31/03/2023
Il y aura toujours de l'ignorance, de la sottise, et de l'envie, dans ma patrie; mais il y aura toujours aussi de la science et du bon goût
... Reste à savoir la proportion de chacun des ingrédients cités .
« Au prince Dmitri Mikhaïlovitch Golitsin
14 auguste 1767, à Ferney
Monsieur le prince,
Je vois, par les lettres dont Sa Majesté impériale et Votre Excellence m'honorent, combien votre nation s'élève, et je crains que la nôtre ne commence à dégénérer à quelques égards. L'impératrice daigne traduire elle-même le chapitre de Bélisaire que quelques hommes de collège calomnient à Paris. Nous serions couverts d'opprobre si tous les honnêtes gens, dont le nombre est très grand en France, ne s'élevaient pas hautement contre ces turpitudes pédantesques. Il y aura toujours de l'ignorance, de la sottise, et de l'envie, dans ma patrie; mais il y aura toujours aussi de la science et du bon goût.

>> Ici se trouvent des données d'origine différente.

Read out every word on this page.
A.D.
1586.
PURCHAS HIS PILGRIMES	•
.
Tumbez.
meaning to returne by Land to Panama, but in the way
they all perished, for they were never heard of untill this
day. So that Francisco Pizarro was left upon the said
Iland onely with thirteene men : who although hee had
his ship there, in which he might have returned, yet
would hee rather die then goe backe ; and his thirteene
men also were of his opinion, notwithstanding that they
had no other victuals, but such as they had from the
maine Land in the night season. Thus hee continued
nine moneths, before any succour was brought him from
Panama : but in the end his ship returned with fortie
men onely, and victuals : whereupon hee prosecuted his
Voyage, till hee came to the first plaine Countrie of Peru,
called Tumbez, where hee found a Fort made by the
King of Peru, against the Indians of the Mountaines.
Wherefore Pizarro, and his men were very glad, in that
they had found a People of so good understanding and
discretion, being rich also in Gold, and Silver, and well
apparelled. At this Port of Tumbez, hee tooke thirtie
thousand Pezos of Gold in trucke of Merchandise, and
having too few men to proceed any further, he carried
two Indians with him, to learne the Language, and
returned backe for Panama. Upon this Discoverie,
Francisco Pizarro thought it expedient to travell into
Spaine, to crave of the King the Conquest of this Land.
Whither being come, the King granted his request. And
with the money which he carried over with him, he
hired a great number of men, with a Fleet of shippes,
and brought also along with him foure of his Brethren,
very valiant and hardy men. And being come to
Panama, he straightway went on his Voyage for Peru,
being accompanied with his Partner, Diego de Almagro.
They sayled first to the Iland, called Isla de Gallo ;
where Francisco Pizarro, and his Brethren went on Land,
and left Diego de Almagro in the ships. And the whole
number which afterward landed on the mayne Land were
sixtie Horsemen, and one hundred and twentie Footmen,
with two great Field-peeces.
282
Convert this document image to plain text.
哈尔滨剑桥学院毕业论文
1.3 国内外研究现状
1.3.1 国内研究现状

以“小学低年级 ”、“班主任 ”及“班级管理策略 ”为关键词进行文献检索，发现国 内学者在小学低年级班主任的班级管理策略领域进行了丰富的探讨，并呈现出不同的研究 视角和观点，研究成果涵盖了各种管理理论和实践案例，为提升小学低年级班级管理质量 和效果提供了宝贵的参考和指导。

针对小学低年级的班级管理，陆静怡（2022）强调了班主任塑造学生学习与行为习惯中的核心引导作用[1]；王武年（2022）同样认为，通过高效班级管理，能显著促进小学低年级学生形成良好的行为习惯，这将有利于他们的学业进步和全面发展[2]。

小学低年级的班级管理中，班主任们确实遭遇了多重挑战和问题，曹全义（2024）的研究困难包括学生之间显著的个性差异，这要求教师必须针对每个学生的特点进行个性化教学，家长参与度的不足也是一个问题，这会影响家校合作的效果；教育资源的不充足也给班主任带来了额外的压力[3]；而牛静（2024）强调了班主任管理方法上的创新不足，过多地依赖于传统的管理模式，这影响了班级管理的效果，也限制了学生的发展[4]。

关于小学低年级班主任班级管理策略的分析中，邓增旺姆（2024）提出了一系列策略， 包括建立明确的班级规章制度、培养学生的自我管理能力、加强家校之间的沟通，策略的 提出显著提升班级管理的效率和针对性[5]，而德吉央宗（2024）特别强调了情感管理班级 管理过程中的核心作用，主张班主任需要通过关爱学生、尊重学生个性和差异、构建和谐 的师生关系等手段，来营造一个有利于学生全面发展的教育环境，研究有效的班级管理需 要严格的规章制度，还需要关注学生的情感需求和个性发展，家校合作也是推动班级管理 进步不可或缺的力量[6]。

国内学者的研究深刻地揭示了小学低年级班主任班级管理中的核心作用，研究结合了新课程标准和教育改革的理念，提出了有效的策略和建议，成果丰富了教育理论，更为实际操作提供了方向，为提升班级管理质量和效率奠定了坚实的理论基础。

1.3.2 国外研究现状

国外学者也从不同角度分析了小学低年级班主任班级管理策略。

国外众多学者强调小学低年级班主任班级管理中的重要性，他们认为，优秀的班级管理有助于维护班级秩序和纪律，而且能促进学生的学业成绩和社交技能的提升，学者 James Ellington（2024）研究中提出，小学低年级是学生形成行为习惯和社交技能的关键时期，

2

J'ose vous dire même qu'en général nos principaux militaires et ce qui compose le Conseil, les conseillers d'État et les maîtres des requêtes, sont plus éclairés qu'ils ne l'étaient dans le beau siècle de Louis XIV. Les grands talents sont rares, mais la science et la raison sont communes. Je vois avec plaisir qu'il se forme dans l'Europe une république immense d'esprits cultivés. La lumière se communique de tous les côtés. Il me vient souvent du Nord des choses qui m'étonnent. Il s'est fait, depuis environ quinze ans, une révolution dans les esprits qui fera une grande époque. Les cris des pédants annoncent ce grand changement comme les croassements des corbeaux annoncent le beau temps.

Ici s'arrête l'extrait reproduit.